Outre les facteurs de mobilité traditionnels (cycle de vie, socialisation enfantine…), les chercheurs identifient des causes nouvelles, comme l’écoanxiété, ou ayant été renforcées par les crises (dégradations des conditions de travail, précarité…). Ainsi, la pandémie n’explique pas à elle seule les départs, mais a plutôt joué un rôle de « catalyseur », un « effet moisson », en accélérant des projets de départ déjà en germe. S’observe aussi chez certains un renforcement du facteur militant : l’envie de renouer avec des formes d’engagement local (démocratie participative, décroissance, rejet du modèle métropolitain…) A Saint-Julien-Molin-Molette (Loire), village du massif du Pilat, le chercheur Eric Charmes a observé que la réputation militante – lutte contre l’extension d’une carrière puis élection d’une liste citoyenne aux dernières municipales – contribuait à attirer de nouveaux habitants.
Ces arrivées, si elles concourent à la redynamisation de certains territoires, posent des défis en matière de cohésion. Ces campagnes-là se retrouvent « en pleine mutation sociologique et fonctionnelle, avec une redéfinition du rapport au territoire, des usages des ressources, et même des modes de vie ». En creux, le risque de gentrification rurale. L’arrivée de ménages aux capitaux sociaux et économiques élevés, et qui importent des problématiques urbaines en milieu rural, peut en effet laisser craindre une éviction des populations « déjà là ». Les chercheurs font remonter des « conflictualités multiformes » : sur l’accès au foncier et à l’immobilier, sur l’usage des ressources (accès à l’eau, forêts, chasse), les modes d’habitats non conventionnels, les réorientations agricoles… Les maires ne sont pas toujours armés pour répondre aux besoins de ces nouvelles populations.

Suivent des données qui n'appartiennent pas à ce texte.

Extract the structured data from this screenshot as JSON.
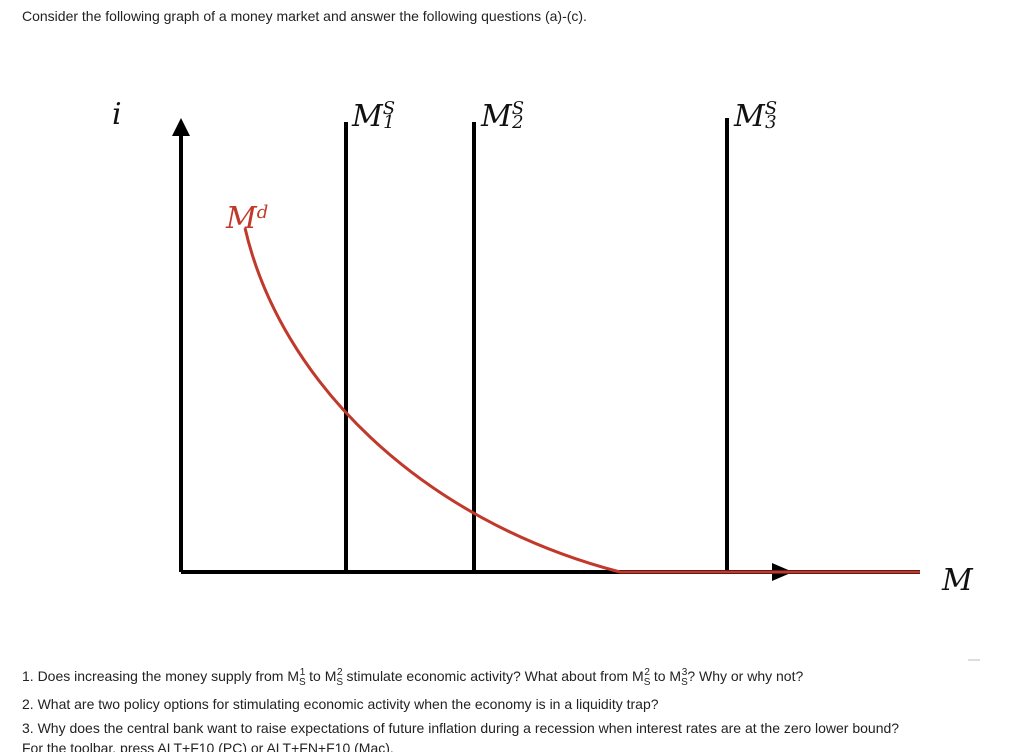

Des enjeux qui ne concernent pas tous les espaces ruraux. Si, à l’échelle nationale, ces derniers voient leur solde migratoire augmenter depuis le début de la pandémie (10,39 pour 1 000 ménages, contre environ 8 pour 1 000 avant), la « renaissance rurale » est inégalitaire. « Loin d’annoncer une revitalisation de toutes les campagnes, les mouvements résidentiels actuels peuvent tendre à accentuer les différences territoriales, entre les territoires déjà attractifs [comme ceux proches des centres urbains ou bénéficiant d’aménités : TGV, TER, qualité paysagère], parfois en surchauffe, et des territoires qui le sont moins et en déclin », rappelle l’enquête.